First Black soccer club from South Africs to tour Europe

Orange Free State Bantu Football Club was the first Black South African football team to tour and play in Europe. The team made history by playing about 50 matches in England, France, Ireland, Scotland, and Wales.

== History ==
Football in South Africa was introduced mainly due to the discovery of diamonds and gold in the latter half of the 19th century, and it was made popular by the British military, who were stationed in South Africa during the Anglo-Zulu War and the First Boer War in the late 1870s and early 1880s.
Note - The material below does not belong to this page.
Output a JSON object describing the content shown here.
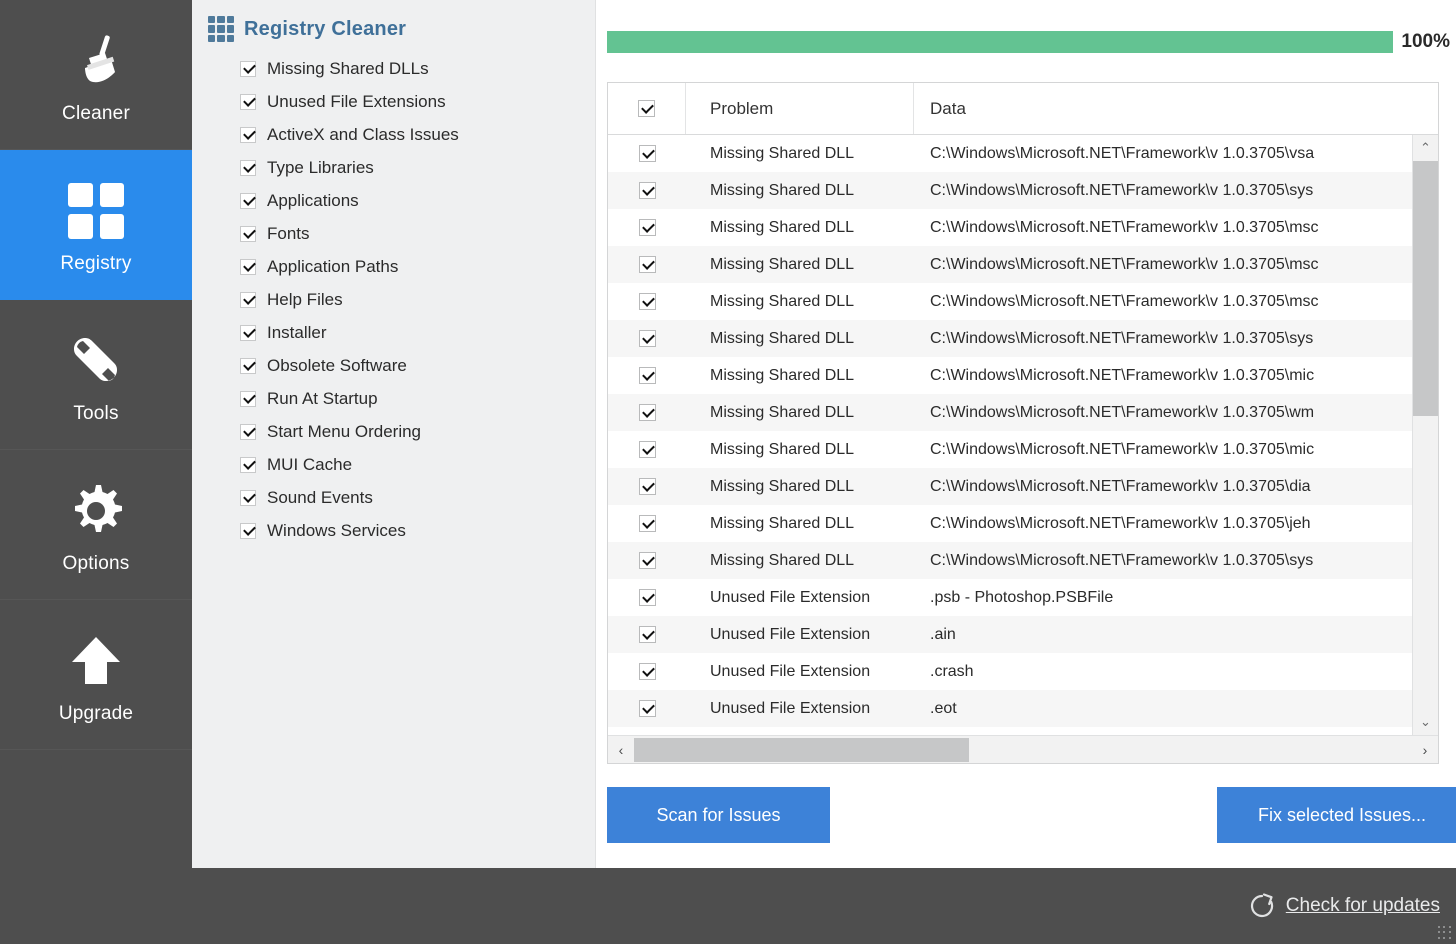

Oranje Free State Bantu F.C. was founded in the late 1890s in Bloemfontein, today the Free State province of South Africa by the whites-only Orange Free State Football Association. The team consisted of entirely Black South Africans, with M.D. "Toffy" Roberts, Lionel Nathan, Percy Day and Arthur Moss as the only white settlers on the team because of their active involvement in the footballing community.

== European tour ==
In September 1899, the Oranje Free State Bantu F.C. left from Cape Town,South Africa for Southampton in Europe on the Union Steamship Company vessel called the SS Gaika. The team arrived at the time of the largest African exhibition ever held in London, organized by circus owner Frank Fillis. Over two hundred Africans and dozens of Afrikaners were brought to London to re-enact battles, songs, and dances in front of paying crowds at Earl's Court, and the team was mistaken to be part of the exhibition.
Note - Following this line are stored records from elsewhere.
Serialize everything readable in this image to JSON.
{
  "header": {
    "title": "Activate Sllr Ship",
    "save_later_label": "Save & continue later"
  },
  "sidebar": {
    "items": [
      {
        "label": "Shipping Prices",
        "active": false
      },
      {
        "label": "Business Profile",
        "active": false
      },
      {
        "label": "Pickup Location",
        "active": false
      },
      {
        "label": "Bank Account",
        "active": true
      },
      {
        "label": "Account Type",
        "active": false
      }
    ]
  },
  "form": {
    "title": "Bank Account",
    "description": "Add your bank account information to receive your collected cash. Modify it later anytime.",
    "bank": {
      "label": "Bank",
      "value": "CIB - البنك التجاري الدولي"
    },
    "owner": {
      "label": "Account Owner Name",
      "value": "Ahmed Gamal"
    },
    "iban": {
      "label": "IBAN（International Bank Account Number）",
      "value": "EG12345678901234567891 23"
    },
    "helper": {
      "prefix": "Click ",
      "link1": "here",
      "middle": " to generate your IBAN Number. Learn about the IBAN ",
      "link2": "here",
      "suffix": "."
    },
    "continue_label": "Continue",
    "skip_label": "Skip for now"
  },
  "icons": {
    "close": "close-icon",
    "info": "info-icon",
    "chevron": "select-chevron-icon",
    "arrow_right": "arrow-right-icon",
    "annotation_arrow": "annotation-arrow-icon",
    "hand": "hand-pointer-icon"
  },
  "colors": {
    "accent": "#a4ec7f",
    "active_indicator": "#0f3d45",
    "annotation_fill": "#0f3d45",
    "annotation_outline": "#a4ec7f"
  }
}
Led by captain Joseph Twayi, the Orange Free State Bantu F.C. lost their first match 6-3 at St. James’ Park in front of a crowd of around 6,000. The next evening they faced a second division side of, Sunderland at Roker Park, where they were defeated. On Saturday, October 7, 1899, the Orange Free State touring side faced Leicester Fosse, where they were defeated 7-3. On the eve of the Second Anglo-Boer War, also known as the South African War of 1899-1902, the team faced Nottingham Forest F.C. and declared their loyalty to the Queen. Later in November they played with Aston Villa F.C. at a match that brought a crowd of around 4,000 together.

== Aftermath ==
Out of their 49 fixtures during their tour in Europe, Orange Free State Bantu F.C. only managed one win against a French side, SC Tourcoing. The last match fixture was on 2nd January 1900 against Aberdare F.C. in Wales. Throughout their tour, the team was faced with racism and were called Kaffirs in many news reports. In later years, the team captain, Joseph Twayi became the general treasurer of the SANNC, later to be known as the African National Congress.